The so-called “long period comets” come from the Oort cloud; a kind of gigantic spherical crust that surrounds the solar system like a bubble. It is made up of frozen debris the size of mountains or more. Long-period comets take about 200 years to orbit the sun and are also called “sun grazers” because of how close they pass to the star.
Massive Comet tides
Coming from the coldest reaches of the solar system, comets are colder than asteroids and are characterized by the impressive traces of gas and dust they produce when they melt. However, Siraj said, the evaporation effect caused by solar heat on such comets is nothing compared to the massive tides they experience when one side faces the Sun.
“As a result, these comets experience a tidal force so great that the largest of them would break into thousands of pieces, each one large enough to produce a Chicxulub-size impact or a dinosaur-killing event on Earth”, he said.
Siraj and study co-author Avi Loeb developed a statistical model that showed the probability that long-period comets could impact Earth that is consistent with the age of the Chicxulub crater and other similar impacts.
Beautiful to see
Another line of evidence in favor of comets for the formation of Chicxulub: only a tenth of all the asteroids in the Main Belt, which is located between Mars and Jupiter, are formed by carbonaceous chondrites (a kind of meteorites) while most of comets have them.

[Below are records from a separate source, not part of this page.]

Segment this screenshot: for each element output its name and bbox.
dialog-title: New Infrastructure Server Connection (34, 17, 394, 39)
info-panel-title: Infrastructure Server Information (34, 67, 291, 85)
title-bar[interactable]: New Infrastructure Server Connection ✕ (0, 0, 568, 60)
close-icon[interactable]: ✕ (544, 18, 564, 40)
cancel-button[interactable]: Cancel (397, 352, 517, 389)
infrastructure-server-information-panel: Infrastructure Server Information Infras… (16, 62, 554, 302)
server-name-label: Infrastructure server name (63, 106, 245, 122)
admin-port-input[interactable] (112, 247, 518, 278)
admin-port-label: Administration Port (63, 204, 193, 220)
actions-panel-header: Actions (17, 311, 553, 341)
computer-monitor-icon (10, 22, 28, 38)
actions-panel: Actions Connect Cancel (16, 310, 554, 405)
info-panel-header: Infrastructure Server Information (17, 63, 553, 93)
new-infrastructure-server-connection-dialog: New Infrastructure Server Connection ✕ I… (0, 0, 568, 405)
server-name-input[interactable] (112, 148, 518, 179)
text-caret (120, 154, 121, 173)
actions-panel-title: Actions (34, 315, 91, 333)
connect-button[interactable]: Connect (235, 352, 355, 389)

Evidence suggests that the Chicxulub crater and others like it, such as Vredefort in South Africa, was impacted about 2 billion years ago, and Zhamanshin, in Kasakistan (one million years ago), had carbonaceous chondrites. The hypothesis can be tested by studying other craters, some on the Moon, or even sending probes to sample comets.
“It must have been beautiful to see that rock arrive 66 million years ago and whose size was larger than the island of Manhattan,” Loeb said, even though the ideal would be to learn to follow these objects and find ways to deflect them if necessary.
Loeb added that he is excited that the Vera Rubin Observatory in Chile will be operational next year. Its telescope would allow us to appreciate the long-period alterations of comets “and it will be extremely important to make forecasts for the next 100 years and to know if something bad could happen to us.”
Really don’t know when the next one is coming
Although both researchers estimate that events like Chicxulub occur every few million years, that “is statistical.” “You say ‘on average,’ ‘it’s every so often,’ but you never know when the next one will come,” Loeb said. “The best way to know is to observe the sky,” he concluded.